Why A Dentist May Suggest A Crown Following A Root Canal

Dentists have their reasons for doing things a certain way. Some reasons, like prescribing a root canal, are obvious. Others, such as suggesting a combo procedure that includes a root canal and a crown, may not seem that obvious. Here is why your dentist may suggest that you get both the root canal and a crown for the same tooth.

A Root Canal Just Saves the Tooth from Inner Decay

When you have a tooth that has inner decay, the root canal procedure prevents the tooth from rotting out entirely and creating a pus-filled abscess. The tooth is cleaned out and filled with a dental cement. The tooth itself is officially dead, but it stays in your mouth and prevents you from infection and a gaping hole. That is all the root canal does. If you have a partially rotten or broken tooth on top of the root canal issue, the root canal will not save the tooth in its entirety.

The Crown Saves the Crown of the Tooth and Makes It Appear Healthier

When the tooth has been restored through a root canal, but there is still an issue with missing pieces or slight rot, your dentist will suggest a crown.
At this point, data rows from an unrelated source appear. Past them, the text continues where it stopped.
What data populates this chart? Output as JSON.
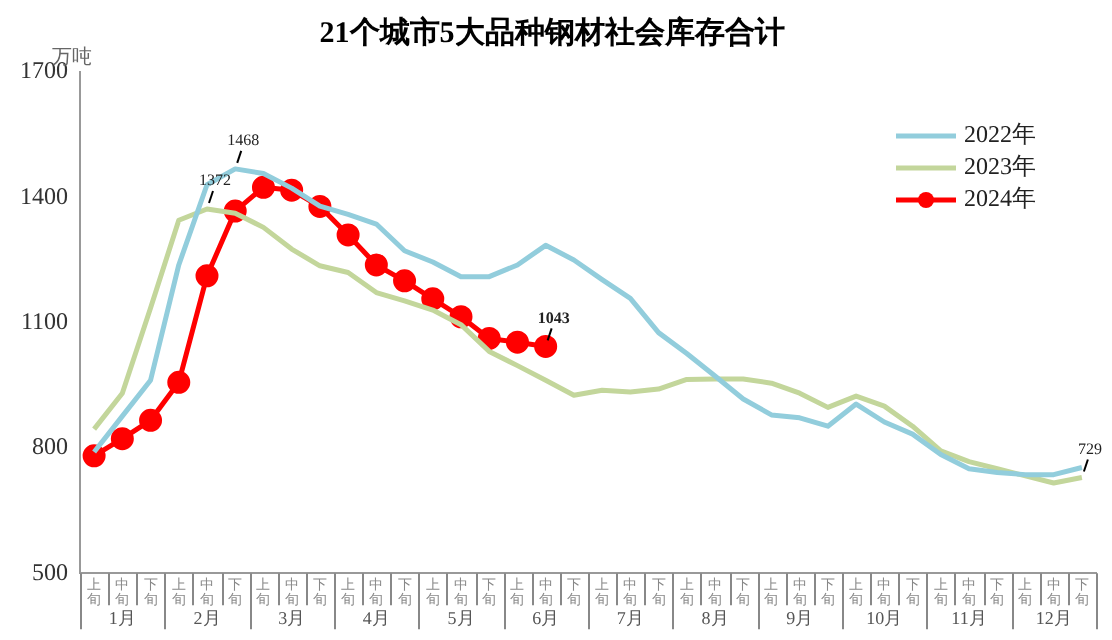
{
  "chart_data": {
    "type": "line",
    "title": "21个城市5大品种钢材社会库存合计",
    "ylabel": "万吨",
    "categories": [
      "上旬",
      "中旬",
      "下旬",
      "上旬",
      "中旬",
      "下旬",
      "上旬",
      "中旬",
      "下旬",
      "上旬",
      "中旬",
      "下旬",
      "上旬",
      "中旬",
      "下旬",
      "上旬",
      "中旬",
      "下旬",
      "上旬",
      "中旬",
      "下旬",
      "上旬",
      "中旬",
      "下旬",
      "上旬",
      "中旬",
      "下旬",
      "上旬",
      "中旬",
      "下旬",
      "上旬",
      "中旬",
      "下旬",
      "上旬",
      "中旬",
      "下旬"
    ],
    "annotations": [
      "1月",
      "2月",
      "3月",
      "4月",
      "5月",
      "6月",
      "7月",
      "8月",
      "9月",
      "10月",
      "11月",
      "12月"
    ],
    "series": [
      {
        "name": "2022年",
        "color": "#92cddc",
        "marker": "none",
        "values": [
          790,
          876,
          962,
          1238,
          1430,
          1468,
          1457,
          1422,
          1379,
          1359,
          1336,
          1272,
          1245,
          1210,
          1210,
          1238,
          1285,
          1250,
          1203,
          1158,
          1076,
          1026,
          972,
          917,
          879,
          872,
          852,
          905,
          862,
          833,
          784,
          750,
          741,
          736,
          736,
          753
        ],
        "value_labels": [
          null,
          null,
          null,
          null,
          null,
          "1468",
          null,
          null,
          null,
          null,
          null,
          null,
          null,
          null,
          null,
          null,
          null,
          null,
          null,
          null,
          null,
          null,
          null,
          null,
          null,
          null,
          null,
          null,
          null,
          null,
          null,
          null,
          null,
          null,
          null,
          null
        ]
      },
      {
        "name": "2023年",
        "color": "#c3d69b",
        "marker": "none",
        "values": [
          845,
          931,
          1135,
          1345,
          1372,
          1362,
          1328,
          1276,
          1236,
          1220,
          1172,
          1152,
          1130,
          1095,
          1031,
          997,
          962,
          926,
          938,
          934,
          941,
          964,
          965,
          965,
          955,
          931,
          897,
          924,
          900,
          852,
          793,
          767,
          750,
          733,
          716,
          729
        ],
        "value_labels": [
          null,
          null,
          null,
          null,
          "1372",
          null,
          null,
          null,
          null,
          null,
          null,
          null,
          null,
          null,
          null,
          null,
          null,
          null,
          null,
          null,
          null,
          null,
          null,
          null,
          null,
          null,
          null,
          null,
          null,
          null,
          null,
          null,
          null,
          null,
          null,
          "729"
        ]
      },
      {
        "name": "2024年",
        "color": "#ff0000",
        "marker": "circle",
        "values": [
          781,
          822,
          866,
          957,
          1212,
          1367,
          1424,
          1417,
          1378,
          1310,
          1238,
          1200,
          1157,
          1114,
          1062,
          1053,
          1043,
          null,
          null,
          null,
          null,
          null,
          null,
          null,
          null,
          null,
          null,
          null,
          null,
          null,
          null,
          null,
          null,
          null,
          null,
          null
        ],
        "value_labels": [
          null,
          null,
          null,
          null,
          null,
          null,
          null,
          null,
          null,
          null,
          null,
          null,
          null,
          null,
          null,
          null,
          "1043",
          null,
          null,
          null,
          null,
          null,
          null,
          null,
          null,
          null,
          null,
          null,
          null,
          null,
          null,
          null,
          null,
          null,
          null,
          null
        ]
      }
    ],
    "ylim": [
      500,
      1700
    ],
    "yticks": [
      500,
      800,
      1100,
      1400,
      1700
    ],
    "grid": false,
    "legend": "top right"
  }
}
You can refuse, but after all the work you just had to save the interior of the tooth, it is not a good idea to allow the crown of the tooth to continue chipping and/or disintegrating. Placing a crown over the crown of the tooth removes the damaged and rotting bits, and it makes your tooth appear much healthier that before the crown was installed.

If You Have Bruxism, the Tooth Could Be Destroyed

If part of the problem with the tooth in question is that you have nighttime bruxism (you grind your teeth), your dentist may want to prevent shattering the recently repaired tooth. Because there is no living tissue left in this tooth, constant grinding on it can cause it to break into bits over time. By placing a crown over it, your grinding habit is halted and the tooth is protected indefinitely (so long as you choose the porcelain crown). Your dentist is suggesting a treatment plan that can help you keep that tooth right where it is and prevent it from breaking into several pieces. That is just smart, when you consider what would otherwise happen to the tooth, and even to your mouth as a whole.